Os principais temas foram meio ambiente e direitos trabalhistas. "É a primeira vez que trato com um presidente interessado nos trabalhadores", disse Lula a Biden. "Suas políticas e discursos sobre o mundo do trabalho soam como música para os meus ouvidos e certamente juntos poderemos inspirar outros governantes a olhar para as questões dos trabalhadores."
Biden também foi caloroso. Respondeu com um "concordo 100%" quando Lula disse que os incêndios no Havaí sublinhavam a importância de enfrentar a crise climática, incluindo os países desenvolvidos cumprirem seus compromissos de ajudar os países em desenvolvimento.

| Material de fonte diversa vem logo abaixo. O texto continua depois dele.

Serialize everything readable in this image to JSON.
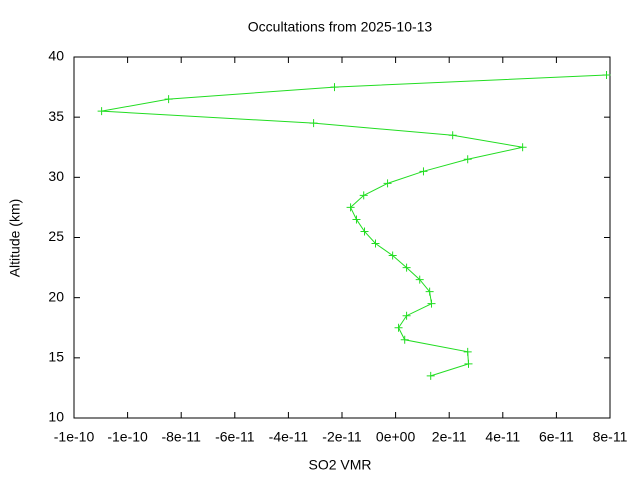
{
  "chart_data": {
    "type": "line",
    "title": "Occultations from 2025-10-13",
    "x_label": "SO2 VMR",
    "y_label": "Altitude (km)",
    "series": [
      {
        "color": "#22dd22",
        "x": [
          1.31e-11,
          2.72e-11,
          2.69e-11,
          3.4e-12,
          1.1e-12,
          4.1e-12,
          1.34e-11,
          1.27e-11,
          9e-12,
          4.1e-12,
          -1.1e-12,
          -7.5e-12,
          -1.16e-11,
          -1.46e-11,
          -1.68e-11,
          -1.19e-11,
          -3e-12,
          1.04e-11,
          2.69e-11,
          4.74e-11,
          2.13e-11,
          -3.06e-11,
          -1.097e-10,
          -8.47e-11,
          -2.28e-11,
          7.87e-11
        ],
        "values": [
          13.5,
          14.5,
          15.5,
          16.5,
          17.5,
          18.5,
          19.5,
          20.5,
          21.5,
          22.5,
          23.5,
          24.5,
          25.5,
          26.5,
          27.5,
          28.5,
          29.5,
          30.5,
          31.5,
          32.5,
          33.5,
          34.5,
          35.5,
          36.5,
          37.5,
          38.5
        ]
      }
    ],
    "xlim": [
      -1.2e-10,
      8e-11
    ],
    "xticks": [
      {
        "value": -1.2e-10,
        "label": "-1e-10"
      },
      {
        "value": -1e-10,
        "label": "-1e-10"
      },
      {
        "value": -8e-11,
        "label": "-8e-11"
      },
      {
        "value": -6e-11,
        "label": "-6e-11"
      },
      {
        "value": -4e-11,
        "label": "-4e-11"
      },
      {
        "value": -2e-11,
        "label": "-2e-11"
      },
      {
        "value": 0,
        "label": "0e+00"
      },
      {
        "value": 2e-11,
        "label": "2e-11"
      },
      {
        "value": 4e-11,
        "label": "4e-11"
      },
      {
        "value": 6e-11,
        "label": "6e-11"
      },
      {
        "value": 8e-11,
        "label": "8e-11"
      }
    ],
    "ylim": [
      10,
      40
    ],
    "yticks": [
      10,
      15,
      20,
      25,
      30,
      35,
      40
    ],
    "grid": false
  }
}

O presidente americano lembrou a destinação de US$ 500 milhões ao Fundo Amazônia e anunciou a vinda, em setembro, de uma "missão comercial verde" para o Brasil "para promover investimentos em florestas, uso da terra e energia". Os dois pretendem se encontrar no mês que vem na Cúpula do G20 em Nova Délhi e na Assembleia Geral da ONU em Nova York. Lula reiterou convite para Biden vir ao Brasil.
"O que escuto é que Biden sempre via Lula com certos bons olhos", me disse Christopher Garman, da consultoria Eurasia. "Conhece a região muito bem e via sinergias particularmente na área ambiental. Continua vendo. Mas, claro, houve certa decepção com o posicionamento de Lula."
A brevidade do encontro de Biden e Lula em fevereiro contrastou com a longa visita de Estado a Pequim em abril, quando o presidente brasileiro acusou os EUA de fomentar a guerra na Ucrânia e atacou a dominância do dólar.
Como já discuti antes aqui, a complacência de Lula com a Rússia e a Venezuela causou incômodo nos presidentes do Chile e Colômbia, de esquerda, Uruguai e Paraguai, de direita. Isso inviabilizou a liderança que Lula pretendia projetar na Cúpula Sul-Americana, dia 30 de maio.
A repercussão negativa do alinhamento de facto de Lula com a China e a Rússia se soma aos problemas econômicos cada vez mais evidentes dos dois países. O Banco Central russo elevou a taxa de juros em 3,5 pontos percentuais, a 12%, para tentar conter a desvalorização do rublo. A China enfrenta desaceleração econômica, em razão das medidas adotadas por Xi Jinping que centralizam o poder nele.
Uma fonte do Eliseu me disse que Emmanuel Macron quer vir ao Brasil. Não está claro que Lula tenha feito esse diagnóstico e por isso recalibrado sua política externa. Seria um sinal de realismo.